Sacrale tijden werden beheerst door het offer. Na het ‘mythische’ tijdperk kwam - aangekondigd door Herodotus - het historische. Het sacrale offer raakte in onbruik, maar een offer voor de staat bleef mogelijk: het offer van het leven voor het vaderland.
Vandaag de dag is de aarde een Riesentankstelle en de staat een economische grootheid. Daarvoor valt niets te offeren. Het woord en zijn grammatica zijn zinloos geworden.
| |
II
Zie Das Buch vom deutschen Freikorpskämpfer, een verzamelwerk van Ernst von Salomon over de Duitse vrijwilligerskorpsen na de Eerste Wereldoorlog en verbaas je, wanneer je je niet laat afschrikken door je humane rechtsgevoel, je democratische afkeer van dictatuur of je fijngevoelig pacifisme.
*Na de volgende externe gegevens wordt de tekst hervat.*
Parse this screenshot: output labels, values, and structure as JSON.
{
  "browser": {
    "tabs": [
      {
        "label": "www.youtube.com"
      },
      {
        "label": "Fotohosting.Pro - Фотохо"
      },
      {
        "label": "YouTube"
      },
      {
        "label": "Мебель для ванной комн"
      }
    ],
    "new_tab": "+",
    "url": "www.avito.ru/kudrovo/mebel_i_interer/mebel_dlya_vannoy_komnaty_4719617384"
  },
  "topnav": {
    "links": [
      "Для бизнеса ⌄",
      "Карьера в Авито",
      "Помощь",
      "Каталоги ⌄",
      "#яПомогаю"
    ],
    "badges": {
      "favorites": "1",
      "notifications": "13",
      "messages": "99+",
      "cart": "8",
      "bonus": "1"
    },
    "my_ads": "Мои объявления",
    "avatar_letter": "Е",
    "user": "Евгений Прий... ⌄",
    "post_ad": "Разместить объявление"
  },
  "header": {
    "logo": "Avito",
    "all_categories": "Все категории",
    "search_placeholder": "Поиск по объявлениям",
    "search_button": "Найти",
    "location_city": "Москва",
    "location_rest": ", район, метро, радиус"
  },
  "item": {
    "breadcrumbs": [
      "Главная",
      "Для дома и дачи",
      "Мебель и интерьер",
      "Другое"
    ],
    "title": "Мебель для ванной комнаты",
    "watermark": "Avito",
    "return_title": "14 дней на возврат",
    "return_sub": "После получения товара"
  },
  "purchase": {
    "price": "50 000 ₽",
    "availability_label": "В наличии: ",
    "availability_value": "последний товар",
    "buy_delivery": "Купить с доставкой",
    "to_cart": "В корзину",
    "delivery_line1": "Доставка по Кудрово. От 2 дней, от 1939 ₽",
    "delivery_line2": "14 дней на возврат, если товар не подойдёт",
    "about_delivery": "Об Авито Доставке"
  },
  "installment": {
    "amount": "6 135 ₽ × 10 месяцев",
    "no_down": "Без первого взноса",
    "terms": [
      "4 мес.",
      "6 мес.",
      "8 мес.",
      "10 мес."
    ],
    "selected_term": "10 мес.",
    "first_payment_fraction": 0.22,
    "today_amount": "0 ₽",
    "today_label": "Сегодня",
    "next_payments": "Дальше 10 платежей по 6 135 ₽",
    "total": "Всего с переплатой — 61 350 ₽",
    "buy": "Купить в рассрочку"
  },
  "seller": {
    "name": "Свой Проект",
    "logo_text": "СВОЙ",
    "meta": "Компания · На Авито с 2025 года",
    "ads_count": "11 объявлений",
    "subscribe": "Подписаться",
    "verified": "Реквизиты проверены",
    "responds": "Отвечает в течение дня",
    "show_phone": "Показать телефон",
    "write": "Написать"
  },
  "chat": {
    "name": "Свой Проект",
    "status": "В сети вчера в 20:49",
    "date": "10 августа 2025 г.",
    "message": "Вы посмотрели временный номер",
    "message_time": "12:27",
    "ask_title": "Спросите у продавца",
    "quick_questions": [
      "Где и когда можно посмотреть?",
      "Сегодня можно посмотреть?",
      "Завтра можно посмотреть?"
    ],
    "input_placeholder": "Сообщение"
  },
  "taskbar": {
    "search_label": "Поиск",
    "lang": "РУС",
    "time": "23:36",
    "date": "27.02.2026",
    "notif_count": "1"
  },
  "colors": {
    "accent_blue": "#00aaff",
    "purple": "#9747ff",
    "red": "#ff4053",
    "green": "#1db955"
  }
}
Verbaas je over de vlaggen, ordetekens, staalhelmen en pompeuze grafmonumenten, maar meer nog over de taal waarin de terroristische partizanenstrijd ter wille van de nationale staat Duitsland aan het woord komt.
Je bevindt je tegenover een betekeniswereld die je zo vreemd is dat de woorden ervan je niet kunnen raken.
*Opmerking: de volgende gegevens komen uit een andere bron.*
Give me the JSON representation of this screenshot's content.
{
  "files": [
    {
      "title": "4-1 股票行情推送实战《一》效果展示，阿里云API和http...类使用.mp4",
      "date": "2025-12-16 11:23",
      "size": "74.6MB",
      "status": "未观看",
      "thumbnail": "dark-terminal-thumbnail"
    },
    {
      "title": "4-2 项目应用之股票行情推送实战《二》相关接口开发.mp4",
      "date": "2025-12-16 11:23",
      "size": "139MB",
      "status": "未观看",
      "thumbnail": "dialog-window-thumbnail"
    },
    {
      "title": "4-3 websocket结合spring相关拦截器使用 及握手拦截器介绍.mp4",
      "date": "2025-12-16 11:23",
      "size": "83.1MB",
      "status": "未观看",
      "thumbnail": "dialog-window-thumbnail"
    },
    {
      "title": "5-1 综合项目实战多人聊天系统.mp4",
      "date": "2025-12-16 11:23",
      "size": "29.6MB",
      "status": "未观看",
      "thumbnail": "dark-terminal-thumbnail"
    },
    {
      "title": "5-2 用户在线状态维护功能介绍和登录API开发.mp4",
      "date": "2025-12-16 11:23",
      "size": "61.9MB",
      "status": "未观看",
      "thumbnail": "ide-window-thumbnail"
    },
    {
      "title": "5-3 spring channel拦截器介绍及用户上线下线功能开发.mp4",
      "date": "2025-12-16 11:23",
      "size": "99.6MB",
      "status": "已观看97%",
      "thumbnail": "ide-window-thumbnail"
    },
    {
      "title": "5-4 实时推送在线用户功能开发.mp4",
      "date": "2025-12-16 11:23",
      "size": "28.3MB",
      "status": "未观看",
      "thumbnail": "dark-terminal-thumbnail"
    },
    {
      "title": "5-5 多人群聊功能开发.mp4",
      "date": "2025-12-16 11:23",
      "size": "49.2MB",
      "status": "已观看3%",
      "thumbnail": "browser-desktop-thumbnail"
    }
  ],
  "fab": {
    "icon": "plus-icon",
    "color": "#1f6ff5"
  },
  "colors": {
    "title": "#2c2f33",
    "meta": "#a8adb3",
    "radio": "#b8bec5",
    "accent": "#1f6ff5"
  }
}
Al snel doe ik Von Salomons woorden af als romantiek en verheerlijking van geweld. De bijbehorende beelden zijn edelkitsch. Heroïek die zichzelf heeft overleefd.
Doe ik mijzelf en dat tijdperk tekort?
| |
| |
In Het stierenoffer, dat betrekking heeft op de vrijkorpsen en de nsdap, en in De keisnijder van Fichtenwald, dat opkomst en neergang van het nationaal-socialistische Duitsland verhaalt, volgt Louis Ferron de schaduwen van Duitsland zonder zich als vanzelfsprekend te identificeren met de overwinnaars.
Ferron krijgt te maken met de taalnood die intreedt zodra je serieus wilt ingaan op de betekenis van deze periode.
Daarin staat het offer centraal - dat zich niet goed laat evoceren.
Ik ben geen beoefenaar van de literatuurwetenschap, geen criticus en geen recensent. Ik geef geen exegese van de boeken van Ferron. Wat mij aangaat is het vermogen van woorden om een horizon van betekenis te laten opkomen, maar ook om die te laten wegzinken, zonder dat menselijke inspanningen daarbij veel uitrichten.
De woorden staat en offer bepaalden het Duitse interbellum. Zij hebben onze tijd - die van Ferron en mijzelf - weinig te zeggen.
Von Salomon zegt: mogelijk zoeken Duitsers als volk hun geluk. Dat is dan staatsvijandig. Want het ziet af van de eigen historische betekenis. Die is er niet via het volk, maar alleen via de staat.
Het volk (de vreedzame, pretentieloze, arbeidzame, goedgelovige, democratische burger), vervolgt Von Salomon, verlangde na de Eerste Wereldoorlog welstand, op basis van een evenwichtige nivellering (eines gerechten Ausgleiches), op basis van de dictatuur van één klasse, overeenkomstig de eisen van de wereldeconomie.
Daartegen vochten de Freikorpsmänner. Die kenden alleen die welstand die de staat diende. Voor de idee van Duitsland meldden zij zich met honderdduizenden - en sneuvelden.
Von Salomon beschrijft ook ons, naoorlogse generaties. Wij zijn op basis van de wereldeconomie en de gelijkheid daarbinnen genivelleerd. Wat Von Salomon verder nog met staat kan bedoelen ontgaat ons. De economisch gestuurde wereld omvat wat er vandaag de dag te bedenken en te ervaren valt.
Survival en economie, dat is fysisch. Daar komt geen metafysica aan te pas.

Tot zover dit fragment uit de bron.